Irving Kahn was born in Manhattan on December 19 1905, the son of Russian immigrants. After school in the Bronx, Kahn enrolled at City College but dropped out after two years to support his parents, taking a job as a “runner”, or trading assistant, on the floor of the New York Stock Exchange.

He became friends with Benjamin Graham, later the author of The Intelligent Investor, the bible of value investing. They would ride the subway together in the evenings to Columbia University where Kahn worked — often for free — as his mentor’s assistant. Hanging around campus was also a way to spend time with Ruth Perl, a psychology student, whom he married in 1931.

Kahn made his first trade in June 1929, borrowing from his brother-in-law to bet on a fall in the price of shares in the high-flying Magma Copper. When the market crashed just months later, he doubled his money.
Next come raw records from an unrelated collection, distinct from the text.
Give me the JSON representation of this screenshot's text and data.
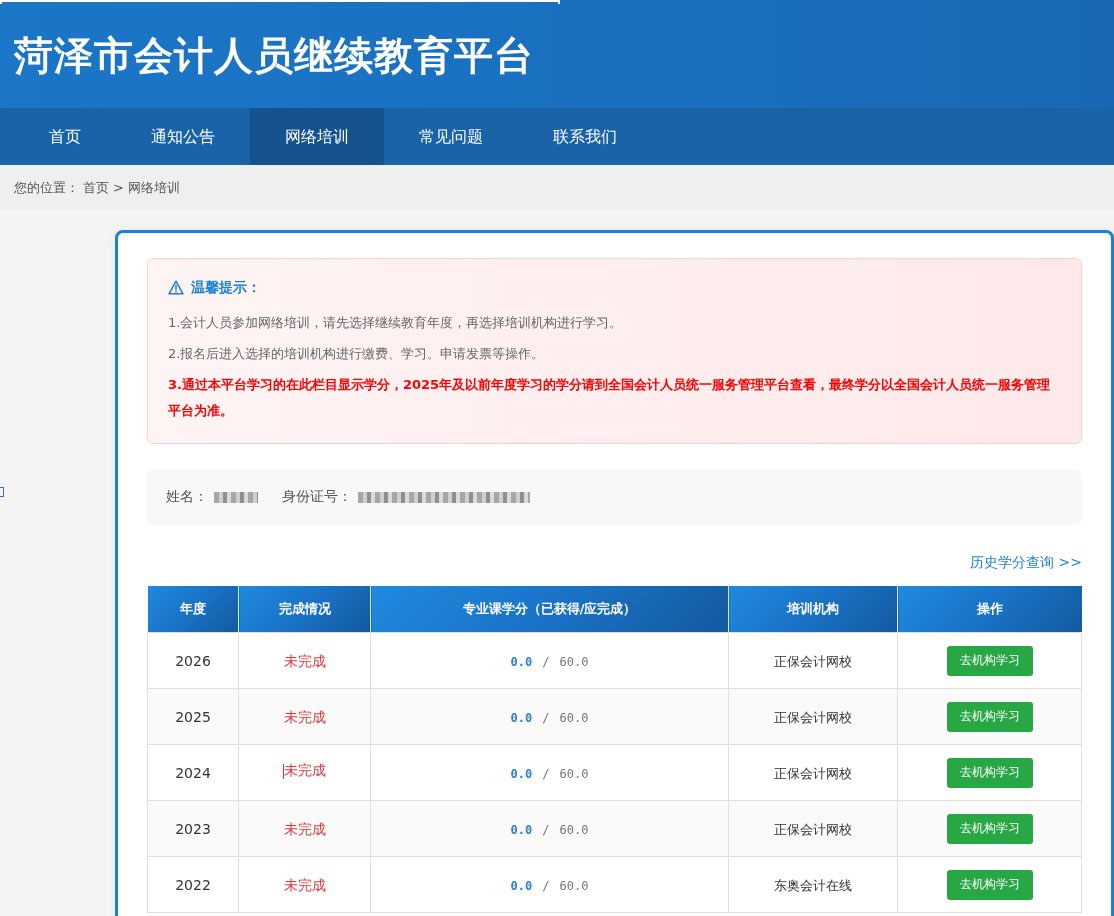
{
  "header": {
    "title": "菏泽市会计人员继续教育平台"
  },
  "nav": {
    "items": [
      {
        "label": "首页",
        "selected": false
      },
      {
        "label": "通知公告",
        "selected": false
      },
      {
        "label": "网络培训",
        "selected": true
      },
      {
        "label": "常见问题",
        "selected": false
      },
      {
        "label": "联系我们",
        "selected": false
      }
    ]
  },
  "breadcrumb": {
    "prefix": "您的位置：",
    "separator": ">",
    "items": [
      "首页",
      "网络培训"
    ]
  },
  "notice": {
    "title": "温馨提示：",
    "items": [
      {
        "kind": "normal",
        "text": "1.会计人员参加网络培训，请先选择继续教育年度，再选择培训机构进行学习。"
      },
      {
        "kind": "normal",
        "text": "2.报名后进入选择的培训机构进行缴费、学习。申请发票等操作。"
      },
      {
        "kind": "important",
        "text": "3.通过本平台学习的在此栏目显示学分，2025年及以前年度学习的学分请到全国会计人员统一服务管理平台查看，最终学分以全国会计人员统一服务管理平台为准。"
      }
    ]
  },
  "profile": {
    "fields": [
      {
        "label": "姓名：",
        "kind": "name"
      },
      {
        "label": "身份证号：",
        "kind": "id_number"
      }
    ]
  },
  "history_link": {
    "label": "历史学分查询 >>"
  },
  "table": {
    "columns": [
      "年度",
      "完成情况",
      "专业课学分（已获得/应完成）",
      "培训机构",
      "操作"
    ],
    "rows": [
      {
        "year": "2026",
        "status": "未完成",
        "text_cursor": false,
        "earned": "0.0",
        "separator": "/",
        "required": "60.0",
        "institution": "正保会计网校",
        "action": "去机构学习"
      },
      {
        "year": "2025",
        "status": "未完成",
        "text_cursor": false,
        "earned": "0.0",
        "separator": "/",
        "required": "60.0",
        "institution": "正保会计网校",
        "action": "去机构学习"
      },
      {
        "year": "2024",
        "status": "未完成",
        "text_cursor": true,
        "earned": "0.0",
        "separator": "/",
        "required": "60.0",
        "institution": "正保会计网校",
        "action": "去机构学习"
      },
      {
        "year": "2023",
        "status": "未完成",
        "text_cursor": false,
        "earned": "0.0",
        "separator": "/",
        "required": "60.0",
        "institution": "正保会计网校",
        "action": "去机构学习"
      },
      {
        "year": "2022",
        "status": "未完成",
        "text_cursor": false,
        "earned": "0.0",
        "separator": "/",
        "required": "60.0",
        "institution": "东奥会计在线",
        "action": "去机构学习"
      }
    ]
  }
}
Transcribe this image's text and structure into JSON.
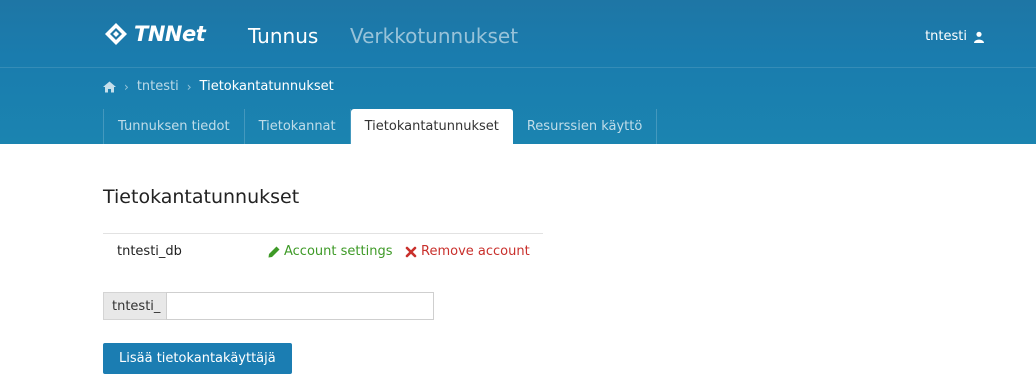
{
  "header": {
    "logo_text": "TNNet",
    "brand": "Tunnus",
    "nav_link": "Verkkotunnukset",
    "user": "tntesti",
    "colors": {
      "header_bg": "#1b7db2",
      "accent": "#1b7db2"
    }
  },
  "breadcrumb": {
    "home_icon": "home-icon",
    "items": [
      "tntesti",
      "Tietokantatunnukset"
    ]
  },
  "tabs": [
    {
      "label": "Tunnuksen tiedot",
      "active": false
    },
    {
      "label": "Tietokannat",
      "active": false
    },
    {
      "label": "Tietokantatunnukset",
      "active": true
    },
    {
      "label": "Resurssien käyttö",
      "active": false
    }
  ],
  "main": {
    "title": "Tietokantatunnukset",
    "accounts": [
      {
        "name": "tntesti_db",
        "settings_label": "Account settings",
        "remove_label": "Remove account"
      }
    ],
    "new_account": {
      "prefix": "tntesti_",
      "value": "",
      "placeholder": ""
    },
    "add_button": "Lisää tietokantakäyttäjä"
  }
}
In 1938 he borrowed again to buy his first house, in the Belle Harbor district of Queens, after banks — still piled high with foreclosures — denied him a mortgage. This time the source was uncle Harry, whose business had built the foundations for the Chrysler Building.

For the next few decades he bounced around brokerages, doing well through “time-arb” strategies, exploiting pricing differences between the same stocks traded in New York and London, and later trying something similar with companies undergoing mergers. In 1978 he struck out on his own, employing Thomas and his brother Alan to pursue the Graham goal of conservative, research-driven stock picking. (Kahn gave Thomas the middle name Graham — just as Warren Buffett, another disciple, did for his second son.)

In the month of Kahn’s 100th birthday he rang the opening bell at the NYSE and was feted at a party at the elite Harmonie Club, attended by mayor Michael Bloomberg.